Where This Sits in the Broader Institutional Blockchain Landscape
The Ethereum ecosystem has seen significant investment in permissioned and private variants, partly because compliance on the public mainnet has seemed intractable at the infrastructure level. This UBS and Nethermind work, alongside the Deutsche Bank whitepaper, suggests a different path: keep the permissionless network but add a compliance layer that regulators and auditors can actually inspect and rely on.
That approach has real advantages. Permissionless networks carry deeper liquidity and broader interoperability than any private chain. If compliance can be credibly demonstrated at the block-production level, the case for institutional activity on public Ethereum becomes substantially stronger.
The proofs of concept are on a test network. Production deployment, regulatory recognition, and Basel guidance revisions all remain ahead. But the directional signal from two of the world's largest banks is clear: infrastructure-level compliance is now a live area of institutional R&D, not a theoretical exercise.
For accounting and audit professionals, the right response is to understand the architecture well enough to assess its compliance claims when clients begin to reference it, and to monitor Basel Committee commentary for any shift in how permissionless chains are treated for capital purposes.
Source: Ledger Insights
FAQ
It means embedding compliance controls into the block production process itself, the layer where validators decide which transactions get included in a block, rather than relying purely on smart contract rules that operate after a transaction has been submitted.
Under current Basel guidance, tokenized securities on permissionless blockchains attract the same punitive capital requirements as cryptocurrencies. That makes holding or facilitating trades in tokenized bonds or equities on Ethereum very expensive from a capital perspective, regardless of the underlying asset quality.
Maximal extractable value (MEV) refers to the ability of block producers to reorder, insert, or censor transactions to extract profit. Regulators in most jurisdictions treat that kind of transaction reordering as illegal market manipulation. Standard smart contracts cannot prevent it, which is one reason banks are exploring infrastructure-level controls.

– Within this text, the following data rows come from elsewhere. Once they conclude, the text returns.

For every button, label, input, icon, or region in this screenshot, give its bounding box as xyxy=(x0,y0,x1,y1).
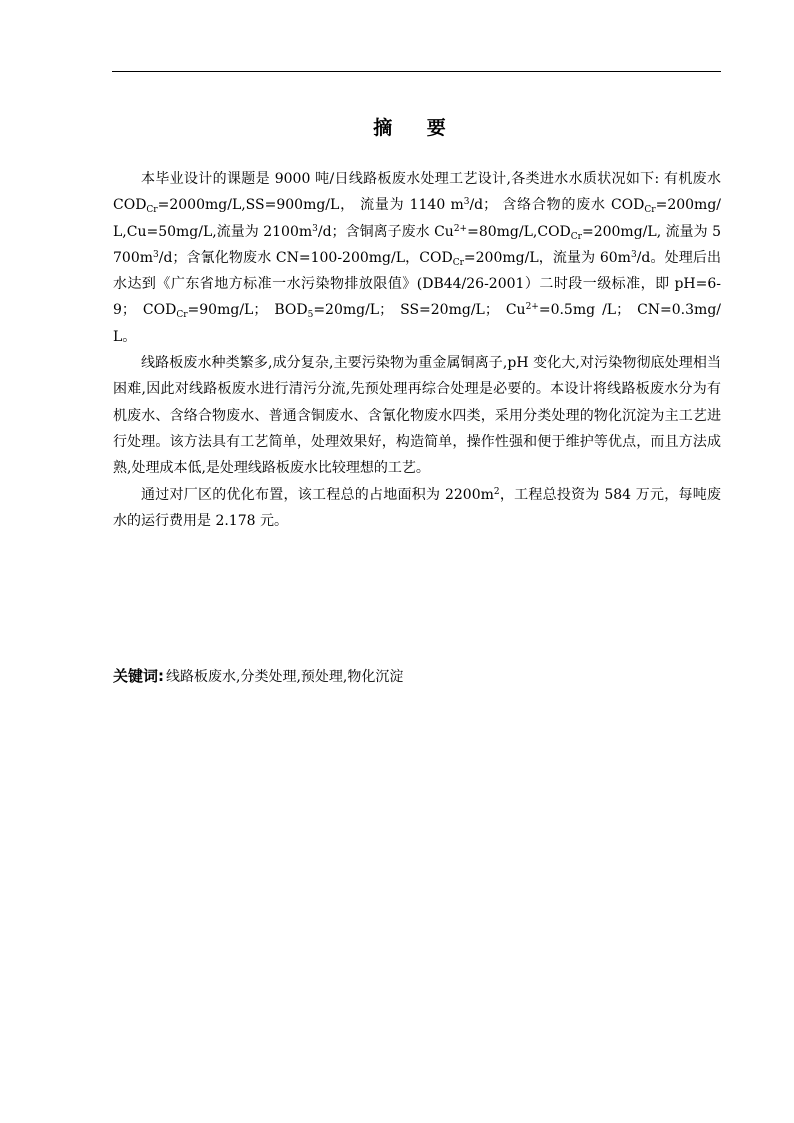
superscript-text: 3 xyxy=(312,223,318,234)
paragraph-text: /d； 含络合物的废水 COD xyxy=(469,197,645,214)
paragraph-text: 本毕业设计的课题是 9000 吨/日线路板废水处理工艺设计,各类进水水质状况如下: 有机废水 COD xyxy=(113,171,721,214)
paragraph-text: =200mg/L,Cu=50mg/L,流量为 2100m xyxy=(113,197,721,240)
header-rule xyxy=(112,71,721,72)
page-title: 摘 要 xyxy=(373,117,460,139)
superscript-text: 3 xyxy=(630,249,637,260)
subscript-text: Cr xyxy=(570,231,582,242)
superscript-text: 2 xyxy=(493,486,500,497)
paragraph-text: =200mg/L，流量为 60m xyxy=(463,249,631,266)
paragraph-text: 线路板废水种类繁多,成分复杂,主要污染物为重金属铜离子,pH 变化大,对污染物彻底处理相当困难,因此对线路板废水进行清污分流,先预处理再综合处理是必要的。本设计将线路板废水分为有机废水、含络合物废水、普通含铜废水、含氰化物废水四类，采用分类处理的物化沉淀为主工艺进行处理。该方法具有工艺简单，处理效果好，构造简单，操作性强和便于维护等优点，而且方法成熟,处理成本低,是处理线路板废水比较理想的工艺。 xyxy=(113,355,721,477)
paragraph-text: =200mg/L, 流量为 5700m xyxy=(113,223,722,266)
subscript-text: Cr xyxy=(644,205,656,216)
superscript-text: 2+ xyxy=(453,223,468,234)
subscript-text: Cr xyxy=(452,257,464,268)
subscript-text: 5 xyxy=(307,310,314,321)
paragraph-text: /d；含铜离子废水 Cu xyxy=(317,223,454,240)
keywords-text: 线路板废水,分类处理,预处理,物化沉淀 xyxy=(166,669,404,685)
paragraph-text: 通过对厂区的优化布置，该工程总的占地面积为 2200m xyxy=(141,486,494,503)
subscript-text: Cr xyxy=(176,310,188,321)
paragraph-text: ，工程总投资为 584 万元，每吨废水的运行费用是 2.178 元。 xyxy=(113,486,721,529)
paragraph-text: /d。处理后出水达到《广东省地方标准一水污染物排放限值》(DB44/26-2001）二时段一级标准，即 pH=6-9； COD xyxy=(113,249,721,319)
abstract-body xyxy=(113,166,721,534)
superscript-text: 2+ xyxy=(525,302,539,313)
keywords-line xyxy=(113,664,721,689)
superscript-text: 3 xyxy=(463,197,470,208)
abstract-paragraph xyxy=(113,482,721,535)
keywords-label: 关键词: xyxy=(113,667,164,685)
paragraph-text: /d；含氰化物废水 CN=100-200mg/L，COD xyxy=(158,249,453,266)
abstract-paragraph xyxy=(113,350,721,481)
paragraph-text: =90mg/L； BOD xyxy=(187,302,308,319)
abstract-paragraph xyxy=(113,166,721,350)
superscript-text: 3 xyxy=(153,249,159,260)
paragraph-text: =20mg/L； SS=20mg/L； Cu xyxy=(313,302,526,319)
paragraph-text: =80mg/L,COD xyxy=(467,223,571,240)
paragraph-text: =2000mg/L,SS=900mg/L， 流量为 1140 m xyxy=(157,197,464,214)
paragraph-text: =0.5mg /L； CN=0.3mg/L。 xyxy=(113,302,721,345)
subscript-text: Cr xyxy=(146,205,158,216)
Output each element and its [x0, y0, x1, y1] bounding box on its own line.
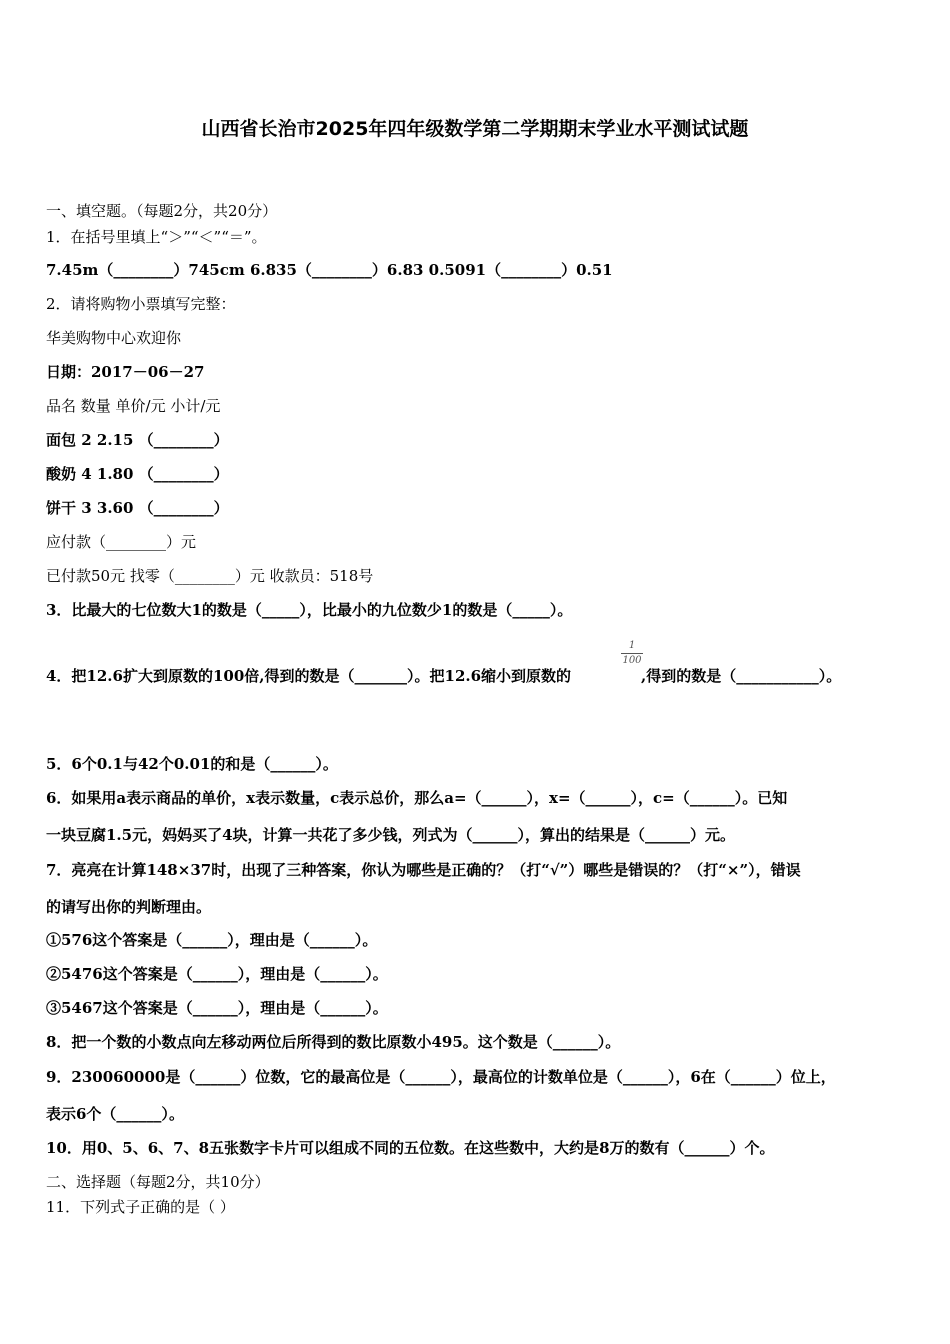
- q10: 10．用0、5、6、7、8五张数字卡片可以组成不同的五位数。在这些数中，大约是8万的数有（______）个。: [46, 1139, 775, 1157]
- fraction-numerator: 1: [628, 640, 636, 651]
- q7-item-2: ②5476这个答案是（______），理由是（______）。: [46, 965, 388, 983]
- q4-part1: 4．把12.6扩大到原数的100倍,得到的数是（_______）。把12.6缩小到原数的: [46, 667, 572, 685]
- q2-shop: 华美购物中心欢迎你: [46, 329, 182, 347]
- fraction-bar: [621, 653, 643, 654]
- q2-payable: 应付款（________）元: [46, 533, 197, 551]
- q2-stem: 2．请将购物小票填写完整：: [46, 295, 236, 313]
- q2-row-biscuit: 饼干 3 3.60 （________）: [46, 499, 229, 517]
- page-title: 山西省长治市2025年四年级数学第二学期期末学业水平测试试题: [201, 118, 749, 140]
- q2-row-bread: 面包 2 2.15 （________）: [46, 431, 229, 449]
- q9-line2: 表示6个（______）。: [46, 1105, 184, 1123]
- q7-item-3: ③5467这个答案是（______），理由是（______）。: [46, 999, 388, 1017]
- q6-line1: 6．如果用a表示商品的单价，x表示数量，c表示总价，那么a=（______），x=（______），c=（______）。已知: [46, 789, 788, 807]
- q11: 11．下列式子正确的是（ ）: [46, 1198, 235, 1216]
- fraction-one-hundredth: [621, 640, 643, 667]
- q9-line1: 9．230060000是（______）位数，它的最高位是（______），最高位的计数单位是（______），6在（______）位上，: [46, 1068, 836, 1086]
- section-choice-header: 二、选择题（每题2分，共10分）: [46, 1173, 270, 1191]
- section-fill-header: 一、填空题。（每题2分，共20分）: [46, 202, 278, 220]
- q5: 5．6个0.1与42个0.01的和是（______）。: [46, 755, 338, 773]
- fraction-denominator: 100: [622, 655, 642, 666]
- q6-line2: 一块豆腐1.5元，妈妈买了4块，计算一共花了多少钱，列式为（______），算出的结果是（______）元。: [46, 826, 736, 844]
- q4-part2: ,得到的数是（___________）。: [641, 667, 842, 685]
- q3: 3．比最大的七位数大1的数是（_____），比最小的九位数少1的数是（_____）。: [46, 601, 573, 619]
- q7-line1: 7．亮亮在计算148×37时，出现了三种答案，你认为哪些是正确的？（打“√”）哪些是错误的？（打“×”），错误: [46, 861, 801, 879]
- q1-stem: 1．在括号里填上“＞”“＜”“＝”。: [46, 228, 267, 246]
- q7-item-1: ①576这个答案是（______），理由是（______）。: [46, 931, 378, 949]
- q2-date: 日期：2017－06－27: [46, 363, 205, 381]
- q8: 8．把一个数的小数点向左移动两位后所得到的数比原数小495。这个数是（______）。: [46, 1033, 621, 1051]
- q1-line: 7.45m（________）745cm 6.835（________）6.83 0.5091（________）0.51: [46, 261, 613, 279]
- q2-paid: 已付款50元 找零（________）元 收款员：518号: [46, 567, 374, 585]
- q2-row-yogurt: 酸奶 4 1.80 （________）: [46, 465, 229, 483]
- q7-line2: 的请写出你的判断理由。: [46, 898, 212, 916]
- q2-header: 品名 数量 单价/元 小计/元: [46, 397, 221, 415]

Nethermind published a joint whitepaper with Deutsche Bank in May 2025 covering the same architectural approach: embedding compliance into Ethereum's block production pipeline. The UBS proofs of concept follow that same framework, suggesting a coordinated industry push toward a common technical standard.
Auditors should document how clients' current tokenized-asset positions are classified under existing Basel capital rules, assess whether any MEV exposure exists for clients transacting on permissionless chains, and track Basel Committee commentary for guidance changes that could affect capital disclosures and risk weightings.